Home > Archive > PERL Beginners > December 2006 > HTML::TokeParser question
You are viewing an archived Text-only version of the thread.
To view this thread in it's original format and/or if you want to reply to
this thread please [click here]
| Author |
HTML::TokeParser question
|
|
| Mathew Snyder 2006-12-20, 3:59 am |
| I have a script which runs WWW::Mechanize to obtain a page so it can be parsed
for email addresses. However, I can't recall how I'm supposed to use
HTML::TokeParser to get what I need. This is the pertinent part of the script:
....
my $data = $agent->content();
my $parse = new HTML::TokeParser($data);
my @emails;
my $token;
while ($data) {
$token = $parse->get_trimmed_text("/small");
push @emails, $token;
}
foreach my $email (@emails){
print $email;
};
This gives me the error Can't call method "get_trimmed_text" on an undefined
value at ./check_delete_users.pl line 40.
I had this working at one point but lost the file. What am I missing?
Mathew
| |
| Mumia W. 2006-12-20, 3:59 am |
| On 12/19/2006 10:58 PM, Mathew Snyder wrote:
> I have a script which runs WWW::Mechanize to obtain a page so it can be parsed
> for email addresses. However, I can't recall how I'm supposed to use
> HTML::TokeParser to get what I need. This is the pertinent part of the script:
>
> ...
> my $data = $agent->content();
> my $parse = new HTML::TokeParser($data);
> my @emails;
> my $token;
>
> while ($data) {
> $token = $parse->get_trimmed_text("/small");
> push @emails, $token;
> }
>
> foreach my $email (@emails){
> print $email;
> };
>
> This gives me the error Can't call method "get_trimmed_text" on an undefined
> value at ./check_delete_users.pl line 40.
>
> I had this working at one point but lost the file. What am I missing?
>
>
> Mathew
>
It looks like the invokation of HTML::TokeParser->new() failed.

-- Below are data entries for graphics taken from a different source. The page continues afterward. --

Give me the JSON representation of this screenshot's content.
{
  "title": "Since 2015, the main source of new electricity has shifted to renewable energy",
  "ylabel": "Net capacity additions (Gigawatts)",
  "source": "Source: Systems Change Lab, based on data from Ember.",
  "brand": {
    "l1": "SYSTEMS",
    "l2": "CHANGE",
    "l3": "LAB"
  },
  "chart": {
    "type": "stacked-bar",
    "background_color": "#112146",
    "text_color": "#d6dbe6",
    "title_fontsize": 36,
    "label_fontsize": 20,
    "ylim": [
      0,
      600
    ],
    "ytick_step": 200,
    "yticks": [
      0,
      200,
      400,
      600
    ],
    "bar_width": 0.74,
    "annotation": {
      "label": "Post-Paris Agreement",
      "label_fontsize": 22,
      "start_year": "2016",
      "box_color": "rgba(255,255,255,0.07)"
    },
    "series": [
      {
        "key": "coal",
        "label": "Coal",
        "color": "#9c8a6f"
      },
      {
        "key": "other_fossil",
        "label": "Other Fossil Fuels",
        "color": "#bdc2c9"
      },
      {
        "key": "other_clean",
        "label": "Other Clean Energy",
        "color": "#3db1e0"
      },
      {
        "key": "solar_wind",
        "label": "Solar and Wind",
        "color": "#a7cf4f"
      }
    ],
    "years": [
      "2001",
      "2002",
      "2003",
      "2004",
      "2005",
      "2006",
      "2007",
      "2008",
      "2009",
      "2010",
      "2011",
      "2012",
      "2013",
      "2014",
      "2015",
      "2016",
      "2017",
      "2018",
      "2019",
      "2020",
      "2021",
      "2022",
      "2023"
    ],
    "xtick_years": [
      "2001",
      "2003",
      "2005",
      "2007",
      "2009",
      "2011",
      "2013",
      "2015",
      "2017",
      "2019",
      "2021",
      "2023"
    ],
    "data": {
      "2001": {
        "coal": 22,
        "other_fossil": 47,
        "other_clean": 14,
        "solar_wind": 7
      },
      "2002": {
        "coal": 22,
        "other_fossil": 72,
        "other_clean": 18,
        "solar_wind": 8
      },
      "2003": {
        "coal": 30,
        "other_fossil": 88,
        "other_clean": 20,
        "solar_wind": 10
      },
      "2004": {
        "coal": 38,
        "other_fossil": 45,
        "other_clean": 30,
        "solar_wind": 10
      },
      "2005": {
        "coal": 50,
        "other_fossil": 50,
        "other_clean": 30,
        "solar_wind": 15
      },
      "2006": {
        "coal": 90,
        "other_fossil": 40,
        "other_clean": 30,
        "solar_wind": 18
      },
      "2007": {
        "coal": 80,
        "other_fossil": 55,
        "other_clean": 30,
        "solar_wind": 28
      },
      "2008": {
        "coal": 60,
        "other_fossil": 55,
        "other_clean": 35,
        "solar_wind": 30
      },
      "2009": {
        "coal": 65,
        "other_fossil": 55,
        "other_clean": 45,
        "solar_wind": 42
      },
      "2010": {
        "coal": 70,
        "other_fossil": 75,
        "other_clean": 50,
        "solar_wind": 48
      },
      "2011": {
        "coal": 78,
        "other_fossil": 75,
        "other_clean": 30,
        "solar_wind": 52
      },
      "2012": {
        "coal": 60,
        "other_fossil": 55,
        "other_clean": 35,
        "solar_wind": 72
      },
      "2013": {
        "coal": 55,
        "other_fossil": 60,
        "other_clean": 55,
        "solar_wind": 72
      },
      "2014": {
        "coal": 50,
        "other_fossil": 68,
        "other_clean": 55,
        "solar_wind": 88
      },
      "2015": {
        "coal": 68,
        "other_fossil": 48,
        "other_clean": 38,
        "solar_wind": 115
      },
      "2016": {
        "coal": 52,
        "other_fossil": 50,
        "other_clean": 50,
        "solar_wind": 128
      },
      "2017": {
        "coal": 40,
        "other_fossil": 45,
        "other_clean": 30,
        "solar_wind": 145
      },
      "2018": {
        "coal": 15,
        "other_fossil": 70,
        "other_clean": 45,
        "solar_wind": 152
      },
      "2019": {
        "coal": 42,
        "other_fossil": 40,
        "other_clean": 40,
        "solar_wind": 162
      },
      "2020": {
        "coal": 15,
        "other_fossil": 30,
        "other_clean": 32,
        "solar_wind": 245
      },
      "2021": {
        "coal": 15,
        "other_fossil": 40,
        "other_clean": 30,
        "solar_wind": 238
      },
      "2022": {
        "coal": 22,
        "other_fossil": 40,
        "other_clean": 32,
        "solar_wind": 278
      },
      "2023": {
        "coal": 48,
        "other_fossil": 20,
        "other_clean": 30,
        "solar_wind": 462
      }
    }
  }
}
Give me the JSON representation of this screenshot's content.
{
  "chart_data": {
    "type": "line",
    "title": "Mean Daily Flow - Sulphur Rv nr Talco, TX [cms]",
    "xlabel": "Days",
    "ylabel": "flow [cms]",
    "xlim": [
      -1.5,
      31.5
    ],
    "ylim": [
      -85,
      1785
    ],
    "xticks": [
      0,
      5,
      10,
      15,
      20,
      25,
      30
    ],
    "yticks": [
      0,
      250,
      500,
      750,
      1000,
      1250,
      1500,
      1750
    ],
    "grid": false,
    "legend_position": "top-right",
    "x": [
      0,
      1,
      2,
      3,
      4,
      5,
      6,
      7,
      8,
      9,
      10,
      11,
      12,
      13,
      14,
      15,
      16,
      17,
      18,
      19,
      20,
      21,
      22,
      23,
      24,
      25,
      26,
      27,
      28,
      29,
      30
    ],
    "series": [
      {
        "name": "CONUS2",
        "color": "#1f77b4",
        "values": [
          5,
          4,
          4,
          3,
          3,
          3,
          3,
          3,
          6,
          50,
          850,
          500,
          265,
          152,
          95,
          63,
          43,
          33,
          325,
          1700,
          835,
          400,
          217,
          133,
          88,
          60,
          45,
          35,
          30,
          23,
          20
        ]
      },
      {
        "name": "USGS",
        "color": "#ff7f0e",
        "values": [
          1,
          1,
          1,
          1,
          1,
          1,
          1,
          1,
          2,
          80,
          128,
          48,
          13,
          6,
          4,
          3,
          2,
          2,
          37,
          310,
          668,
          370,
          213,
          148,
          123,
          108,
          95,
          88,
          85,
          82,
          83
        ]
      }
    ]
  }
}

Read the documentation HTML::TokeParser to find out why. Hint: the "new"
method expects a simple scalar to be a file name.
Also, you get the content of the request not directly from the
user-agent object, but from the response object returned by the "get"
method.
| |
| Rob Dixon 2006-12-20, 9:58 pm |
| Mumia W. wrote:
> On 12/19/2006 10:58 PM, Mathew Snyder wrote:
>
> It looks like the invokation of HTML::TokeParser->new() failed.
>
> Read the documentation HTML::TokeParser to find out why. Hint: the "new"
> method expects a simple scalar to be a file name.
>
> Also, you get the content of the request not directly from the user-agent
> object, but from the response object returned by the "get" method.
No. A call to $agent->content is valid and does what is expected.
Rob
| |
| Rob Dixon 2006-12-20, 9:58 pm |
| Mathew Snyder wrote:
>
> I have a script which runs WWW::Mechanize to obtain a page so it can be parsed
> for email addresses. However, I can't recall how I'm supposed to use
> HTML::TokeParser to get what I need. This is the pertinent part of the
> script:
>
> ...
> my $data = $agent->content();
> my $parse = new HTML::TokeParser($data);
If you are supplying an HTML string directly then the 'new' method expects a
scalar reference. A simple scalar is assumed to be a filename, and checking the
return value from the constructor would have shown your problem.
my $parse = new HTML::TokeParser(\$data) or die $!;
> my @emails;
> my $token;
>
> while ($data) {
$data remains unchanged and will always be true. You need to fetch all the
<small> tags in the HTML and exit the loop when there are no more.
while ($parse->get_tag('small')) {
> $token = $parse->get_trimmed_text("/small");
> push @emails, $token;
> }
>
> foreach my $email (@emails){
> print $email;
> };
>
> This gives me the error Can't call method "get_trimmed_text" on an undefined
> value at ./check_delete_users.pl line 40.
>
> I had this working at one point but lost the file. What am I missing?
The rest should work.
HTH,
Rob
|
|
|
|
|